The mean changes in PFTs were +1% (standard deviation [SD], 22%) and −14% (SD, 23%) for 1-second forced expiratory volume (FEV₁) and carbon monoxide diffusion capacity (DLCO), respectively. In 41% of patients, a grade 2 decline in PFT was registered during follow-up. The incidence of grade ≥3 RTOG late lung toxicity in DCs I, II, and III was 14% (95% CI, 0%-28%) versus 44% (95% CI, 7%-82%) in DC IV (P = .06). Two patients in DC IV died of radiopneumonitis at 4 months and 5 months after the start of radiotherapy, respectively; in those patients, the relative lung volumes (V) that received 20 grays (Gy) (V₂₀) were 24% and 23%, and the a normalized mean lung dose (nMLD) was 13.6 Gy and 8.3 Gy, respectively. The low-dose distribution (<20 Gy) for these 2 patients is illustrated in Figure 1 compared with the entire study population. No medication that had a known possible interaction with radiation was identified. The respective PFTs for both patients before treatment were 88% and 87% for FEV₁ and 77% and 84% for DLCO.

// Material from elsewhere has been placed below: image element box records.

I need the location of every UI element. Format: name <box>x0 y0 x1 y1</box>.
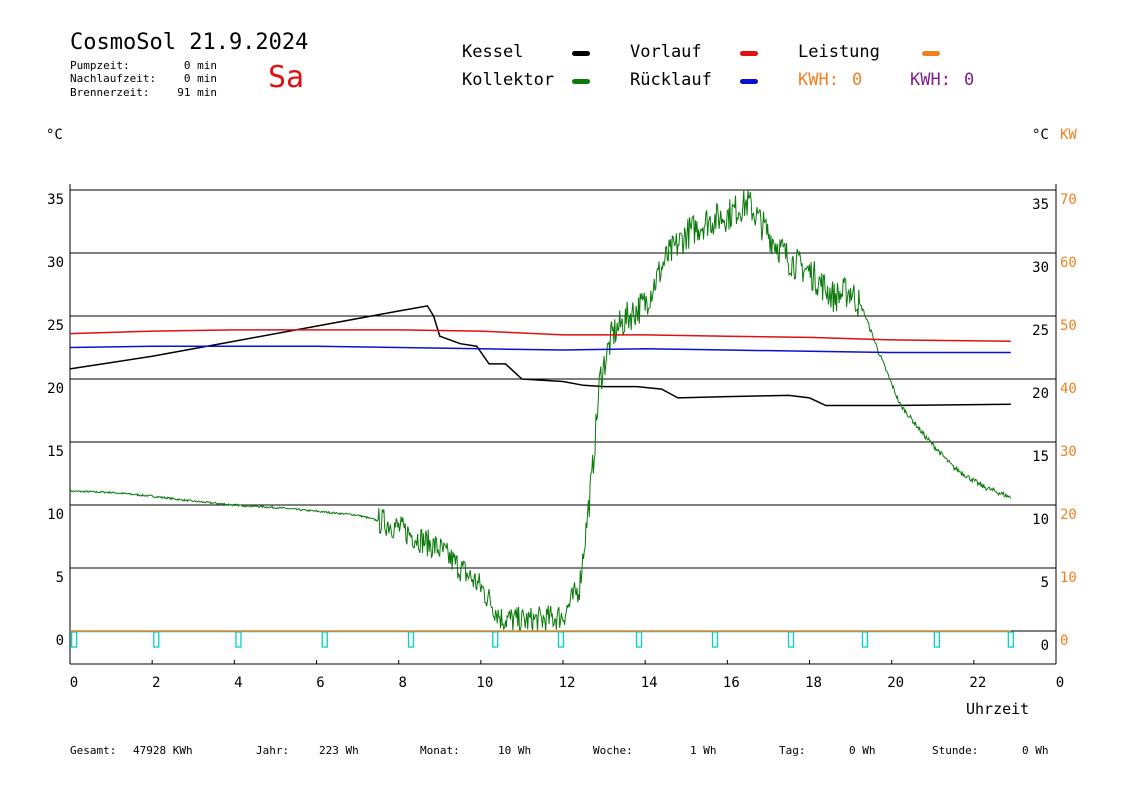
footer-stunde-value: 0 Wh <box>1022 744 1049 757</box>
left-unit-label: °C <box>46 127 63 143</box>
pulse-marks <box>70 630 1014 648</box>
y-tick-right-kw-0: 0 <box>1060 633 1068 649</box>
footer-jahr-value: 223 Wh <box>319 744 359 757</box>
pulse-mark-6 <box>557 631 565 648</box>
x-tick-10: 20 <box>887 675 904 691</box>
footer-tag-label: Tag: <box>779 744 806 757</box>
y-tick-left-2: 10 <box>47 507 64 523</box>
nachlaufzeit-label: Nachlaufzeit: <box>70 72 157 85</box>
kwh-purple-label: KWH: <box>910 70 951 90</box>
x-tick-8: 16 <box>723 675 740 691</box>
y-tick-left-7: 35 <box>47 192 64 208</box>
legend-vorlauf-swatch <box>740 51 758 56</box>
legend-kessel-swatch <box>572 51 590 56</box>
y-tick-left-5: 25 <box>47 318 64 334</box>
brennerzeit-label: Brennerzeit: <box>70 86 150 99</box>
y-tick-right-c-7: 35 <box>1032 197 1049 213</box>
x-axis-label: Uhrzeit <box>966 700 1029 718</box>
pulse-mark-10 <box>861 631 869 648</box>
kwh-orange-label: KWH: <box>798 70 839 90</box>
kwh-purple-value: 0 <box>964 70 975 90</box>
y-tick-right-c-6: 30 <box>1032 260 1049 276</box>
y-tick-left-3: 15 <box>47 444 64 460</box>
y-tick-right-kw-5: 50 <box>1060 318 1077 334</box>
x-tick-0: 0 <box>70 675 78 691</box>
x-tick-12: 0 <box>1056 675 1064 691</box>
legend-kessel-label: Kessel <box>462 42 524 62</box>
legend-leistung-label: Leistung <box>798 42 880 62</box>
series-3-line <box>69 345 1011 354</box>
series-lines <box>69 189 1012 632</box>
pumpzeit-value: 0 min <box>183 59 217 72</box>
x-tick-5: 10 <box>476 675 493 691</box>
y-tick-left-0: 0 <box>56 633 64 649</box>
legend-kollektor-swatch <box>572 79 590 84</box>
footer-monat-label: Monat: <box>420 744 460 757</box>
x-tick-7: 14 <box>641 675 658 691</box>
pulse-mark-7 <box>635 631 643 648</box>
legend-leistung-swatch <box>922 51 940 56</box>
series-1-line <box>69 189 1012 632</box>
y-tick-right-c-4: 20 <box>1032 386 1049 402</box>
page-title: CosmoSol 21.9.2024 <box>70 30 309 55</box>
pulse-mark-12 <box>1007 631 1014 648</box>
series-0-line <box>69 305 1011 407</box>
right-unit-kw: KW <box>1060 127 1077 143</box>
brennerzeit-value: 91 min <box>177 86 217 99</box>
pulse-mark-2 <box>235 631 242 648</box>
kwh-orange-value: 0 <box>852 70 863 90</box>
grid-lines <box>70 189 1056 632</box>
y-tick-right-kw-7: 70 <box>1060 192 1077 208</box>
y-tick-right-kw-6: 60 <box>1060 255 1077 271</box>
pulse-mark-4 <box>407 631 415 648</box>
footer-gesamt-label: Gesamt: <box>70 744 117 757</box>
footer-tag-value: 0 Wh <box>849 744 876 757</box>
y-tick-left-1: 5 <box>56 570 64 586</box>
nachlaufzeit-value: 0 min <box>183 72 217 85</box>
x-tick-11: 22 <box>969 675 986 691</box>
footer-woche-value: 1 Wh <box>690 744 717 757</box>
series-2-line <box>69 329 1011 342</box>
footer-woche-label: Woche: <box>593 744 633 757</box>
x-tick-6: 12 <box>559 675 576 691</box>
x-tick-3: 6 <box>316 675 324 691</box>
pulse-mark-8 <box>711 631 719 648</box>
x-tick-2: 4 <box>234 675 242 691</box>
legend-vorlauf-label: Vorlauf <box>630 42 702 62</box>
pulse-mark-11 <box>933 631 941 648</box>
footer-jahr-label: Jahr: <box>256 744 290 757</box>
y-tick-left-4: 20 <box>47 381 64 397</box>
footer-monat-value: 10 Wh <box>498 744 532 757</box>
pulse-mark-1 <box>153 631 160 648</box>
x-tick-4: 8 <box>398 675 406 691</box>
y-tick-right-c-5: 25 <box>1032 323 1049 339</box>
pulse-mark-3 <box>321 631 328 648</box>
y-tick-right-kw-1: 10 <box>1060 570 1077 586</box>
y-tick-right-c-1: 5 <box>1041 575 1049 591</box>
y-tick-right-kw-4: 40 <box>1060 381 1077 397</box>
x-tick-9: 18 <box>805 675 822 691</box>
y-tick-right-kw-3: 30 <box>1060 444 1077 460</box>
right-unit-celsius: °C <box>1032 127 1049 143</box>
weekday-label: Sa <box>268 60 305 95</box>
pulse-mark-0 <box>70 631 78 648</box>
legend-ruecklauf-label: Rücklauf <box>630 70 712 90</box>
pulse-mark-9 <box>787 631 795 648</box>
pulse-mark-5 <box>492 631 499 648</box>
y-tick-left-6: 30 <box>47 255 64 271</box>
footer-stunde-label: Stunde: <box>932 744 979 757</box>
y-tick-right-c-2: 10 <box>1032 512 1049 528</box>
chart-axes <box>69 184 1057 665</box>
x-tick-1: 2 <box>152 675 160 691</box>
y-tick-right-c-0: 0 <box>1041 638 1049 654</box>
pumpzeit-label: Pumpzeit: <box>70 59 130 72</box>
y-tick-right-kw-2: 20 <box>1060 507 1077 523</box>
legend-kollektor-label: Kollektor <box>462 70 555 90</box>
footer-gesamt-value: 47928 KWh <box>133 744 193 757</box>
y-tick-right-c-3: 15 <box>1032 449 1049 465</box>
legend-ruecklauf-swatch <box>740 79 758 84</box>
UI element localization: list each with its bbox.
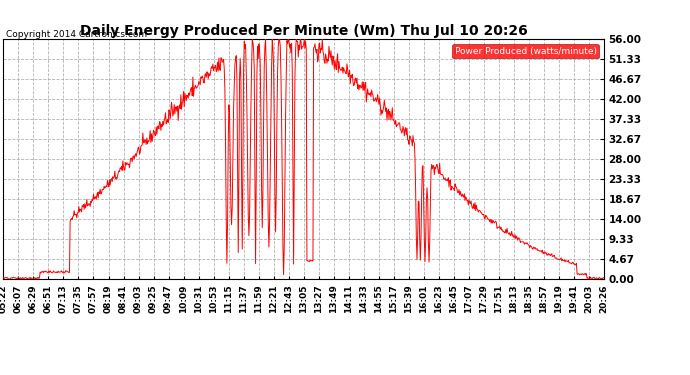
Title: Daily Energy Produced Per Minute (Wm) Thu Jul 10 20:26: Daily Energy Produced Per Minute (Wm) Th… bbox=[80, 24, 527, 38]
Text: Copyright 2014 Cartronics.com: Copyright 2014 Cartronics.com bbox=[6, 30, 147, 39]
Legend: Power Produced (watts/minute): Power Produced (watts/minute) bbox=[452, 44, 599, 58]
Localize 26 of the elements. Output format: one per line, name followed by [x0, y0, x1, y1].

The first patient died before PFTs were repeated, and the other patient had decreases of 18% and 46% in FEV₁ and DLCO, respectively. Figure 2 illustrates the dose distribution of the latter patient with the PET-CT at the time of active radiopneumonitis.

With a median follow-up at the time of analysis of 17 month in 17 surviving patients, we calculated a median survival of 17.9 months (95% CI, 12 months to not reached). Actuarial survival is illustrated in Figure 3. Response evaluation is summarized in Table 5. One patient died before any re-evaluation could be performed, and 2 additional patients died without control PET-CT images but with evidence of brain metastases on MRIs. Therefore, overall and local treatment responses were assessed in 33 patients and 31 patients, respectively. All patients who had progressive disease at 3 months failed in the brain (3 patients) or bone (3 patients).